I have a super hierarchical api I m working with I need to g Meltano #singer-tap-development

I have a super-hierarchical api I’m working with. ...

stephen_lloyd

04/12/2021, 4:22 AM

I have a super-hierarchical api I’m working with. I need to get tasks, but they are several levels down.

Copy code

teams
  |
  --spaces
    |
    --folders
      |
      --lists
        |
        --tasks

At each level, I need to send data to Snowflake, so each level is a valid stream. But I also need to remember all the ids from each level so that I can loop through them. It looks like partitions would help, but I’m not certain how they are working. The gitlab example only deals with one level of a hierarchy, I think. Any tips? EDIT: changed bottom level of the hierarchy from spaces -> tasks

aaronsteers

04/12/2021, 4:55 AM

Hi, @stephen_lloyd. This is tricky because defining the partitions for

spaces

in your example basically requires one state entry and one call for each row from

lists

, which requires one call for each row from

folders

, and so on. Do you know what would be the approximate order of magnitude (hundreds, thousands, or closer to millions+) for the next-to-lowest grain? That would probably drive whether partitions are a feasible solution alone. Otherwise, the tap would likely need to make additional REST calls at runtime to loop through the parent structures.

stephen_lloyd

04/12/2021, 5:12 AM

I think we’re at most in the 100s range for the next to lowest grain. Probably low 10's of thousands range at the moment for the lowest grain. the hierarchy of calls is:

Copy code

<https://api.clickup.com/api/v2/team>
<https://api.clickup.com/api/v2/team/{team_id}/space>
<https://api.clickup.com/api/v2/space/{space_id}/folder>
<https://api.clickup.com/api/v2/folder/{folder_id}/list>
<https://api.clickup.com/api/v2/list/{list_id}/task>

ken_payne

04/12/2021, 2:06 PM

I had to solve a similar problem when creating tap-tableau-wrangler 🤔 The way I did it was to introduce a

Service

class to traverse the hierarchy of my upstream source and present 'flat' lists of dicts for streams to consume. The implementation was actually one of the topics of

Demo Day▾

last week 😅 If you have large volumes of data to retrieve, this solution may be quite memory-intensive, but it works for us.

stephen_lloyd

04/12/2021, 3:32 PM

Thanks @aaronsteers and @ken_payne. I’ll review that solution.

aaronsteers

04/12/2021, 7:53 PM

I think we’re at most in the 100s range for the next to lowest grain.

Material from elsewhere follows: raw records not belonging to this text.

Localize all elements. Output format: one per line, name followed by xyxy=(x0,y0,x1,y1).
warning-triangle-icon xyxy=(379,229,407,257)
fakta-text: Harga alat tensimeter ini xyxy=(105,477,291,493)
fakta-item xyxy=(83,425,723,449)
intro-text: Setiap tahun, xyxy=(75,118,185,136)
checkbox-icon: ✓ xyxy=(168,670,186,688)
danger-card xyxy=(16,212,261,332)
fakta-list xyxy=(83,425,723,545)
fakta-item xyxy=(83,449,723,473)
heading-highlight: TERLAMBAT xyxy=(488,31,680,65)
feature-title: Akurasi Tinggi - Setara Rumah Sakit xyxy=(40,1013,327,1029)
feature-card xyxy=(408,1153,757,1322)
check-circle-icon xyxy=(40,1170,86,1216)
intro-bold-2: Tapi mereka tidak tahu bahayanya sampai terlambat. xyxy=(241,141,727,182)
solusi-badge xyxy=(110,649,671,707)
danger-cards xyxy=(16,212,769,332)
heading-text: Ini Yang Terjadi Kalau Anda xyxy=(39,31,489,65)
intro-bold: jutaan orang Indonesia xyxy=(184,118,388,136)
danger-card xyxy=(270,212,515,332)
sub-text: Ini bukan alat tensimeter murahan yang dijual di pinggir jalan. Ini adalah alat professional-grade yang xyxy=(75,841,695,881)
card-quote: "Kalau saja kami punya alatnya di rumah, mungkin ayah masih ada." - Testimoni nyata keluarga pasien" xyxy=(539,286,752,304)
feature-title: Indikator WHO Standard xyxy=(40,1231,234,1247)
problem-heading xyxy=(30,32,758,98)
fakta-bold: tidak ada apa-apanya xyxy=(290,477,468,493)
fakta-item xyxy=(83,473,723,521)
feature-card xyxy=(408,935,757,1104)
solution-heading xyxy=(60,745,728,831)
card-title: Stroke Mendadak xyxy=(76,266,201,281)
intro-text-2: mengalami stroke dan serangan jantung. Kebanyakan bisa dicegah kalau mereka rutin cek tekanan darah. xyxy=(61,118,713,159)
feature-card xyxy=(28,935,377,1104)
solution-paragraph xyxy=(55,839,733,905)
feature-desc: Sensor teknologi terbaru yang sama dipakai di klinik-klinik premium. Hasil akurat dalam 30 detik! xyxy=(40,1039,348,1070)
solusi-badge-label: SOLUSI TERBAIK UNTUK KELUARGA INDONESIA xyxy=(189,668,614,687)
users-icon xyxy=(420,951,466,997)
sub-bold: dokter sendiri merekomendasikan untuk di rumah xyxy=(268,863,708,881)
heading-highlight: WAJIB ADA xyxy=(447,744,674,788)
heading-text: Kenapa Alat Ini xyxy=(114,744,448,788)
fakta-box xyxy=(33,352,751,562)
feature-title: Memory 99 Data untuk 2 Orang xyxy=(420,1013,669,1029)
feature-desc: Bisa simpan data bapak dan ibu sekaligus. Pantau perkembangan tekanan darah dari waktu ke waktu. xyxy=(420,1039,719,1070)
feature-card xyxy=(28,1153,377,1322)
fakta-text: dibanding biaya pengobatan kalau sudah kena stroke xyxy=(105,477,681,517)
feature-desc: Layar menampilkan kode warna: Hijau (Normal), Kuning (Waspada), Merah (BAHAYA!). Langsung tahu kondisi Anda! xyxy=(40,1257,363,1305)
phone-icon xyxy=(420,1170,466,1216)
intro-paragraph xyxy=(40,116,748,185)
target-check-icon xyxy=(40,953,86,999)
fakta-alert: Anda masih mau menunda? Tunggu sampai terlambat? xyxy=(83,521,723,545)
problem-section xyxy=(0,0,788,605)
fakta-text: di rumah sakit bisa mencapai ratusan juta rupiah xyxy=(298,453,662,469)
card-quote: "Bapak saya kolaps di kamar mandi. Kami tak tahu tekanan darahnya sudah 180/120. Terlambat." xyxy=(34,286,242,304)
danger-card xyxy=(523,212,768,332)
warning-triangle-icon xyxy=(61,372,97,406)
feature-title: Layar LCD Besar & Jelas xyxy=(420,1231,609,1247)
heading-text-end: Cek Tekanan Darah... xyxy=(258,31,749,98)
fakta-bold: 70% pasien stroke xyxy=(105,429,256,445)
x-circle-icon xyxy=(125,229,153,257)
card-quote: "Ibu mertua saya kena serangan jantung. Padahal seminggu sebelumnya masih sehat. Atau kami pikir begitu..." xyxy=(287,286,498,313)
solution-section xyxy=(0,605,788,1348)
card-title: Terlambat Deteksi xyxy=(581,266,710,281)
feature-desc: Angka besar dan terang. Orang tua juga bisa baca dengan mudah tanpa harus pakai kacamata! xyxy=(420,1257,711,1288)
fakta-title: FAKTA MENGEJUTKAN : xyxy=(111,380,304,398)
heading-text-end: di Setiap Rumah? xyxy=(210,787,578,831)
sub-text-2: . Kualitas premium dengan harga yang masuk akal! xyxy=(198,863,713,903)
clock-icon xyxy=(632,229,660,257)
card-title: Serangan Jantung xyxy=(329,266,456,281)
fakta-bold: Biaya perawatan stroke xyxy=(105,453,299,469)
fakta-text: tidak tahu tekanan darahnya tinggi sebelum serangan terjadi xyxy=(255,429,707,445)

At this scale, partitions should still be scalable, since (1) you can traverse that number of items during job initialization with little realtime latency, and (2) the size of those items each having their own partition entry in

state

would not become a scaling challenge. That said, you could also take the service approach that @ken_payne used for Tableau instead of or in addition to the partitions approach.

ken_payne

04/12/2021, 8:27 PM

I haven’t come across partitions yet @aaronsteers - is there a write up of how they work somewhere? I was starting to think along the lines of ‘child streams’ as a neater way of handling these nested/tree source types, but maybe partitions are better 😅

aaronsteers

04/12/2021, 8:40 PM

@ken_payne Yeah, I’m adding formal docs on this topic in 0.1.2 - you can preview it in the development branch here and here. And if you have comments, please do add them here in the 0.1.2 MR

ken_payne

04/12/2021, 9:23 PM

Epic, thanks for that! Looks really interesting, but I am not sure I see how it solves the hierarchical stream case 🤔 I have some ideas for how hierarchical streams could work, and I’ll type them up into an issue in the morning. Looks like at least two cases where they might be useful, and what I have in mind should hopefully work well as an optional feature/extension to the standard implementation (as partitioning does) 🤞

aaronsteers

04/12/2021, 9:24 PM

@ken_payne - I’ve seen partitions helpful for hierarchical streams of one-layer depth or perhaps two layers. I think the jury is still out whether there’s a viable patter for 4-5 levels deep.

aaronsteers

04/13/2021, 8:07 PM

@stephen_lloyd - Would love to hear your thoughts on this issue which @ken_payne raised: add support for hierarchical streams (#97) · Issues · meltano / Singer SDK · GitLab

aaronsteers

04/13/2021, 8:08 PM

@ken_payne - Thanks for logging that. I added some comments regarding incremental and deselected parent streams for your review.

aaronsteers

04/13/2021, 8:09 PM

@ken_payne and @stephen_lloyd - By chance would either of you want to discuss these tomorrow in #C01QS0RV78D? This is a part of the spec I do want to improve and it might be helpful to discuss and share these conversations also with the community.

stephen_lloyd

04/14/2021, 3:48 AM

@aaronsteers I’ll take a look at the Issue. When is the office hours? I only found links up to the one last week.

aaronsteers

04/14/2021, 2:13 PM

@stephen_lloyd Office hours timing today is 9AM Pacific / 16:00 UTC.

stephen_lloyd

04/14/2021, 3:53 PM

Thanks. Link?

aaronsteers

04/14/2021, 3:55 PM

https://gitlab.zoom.us/j/96641645026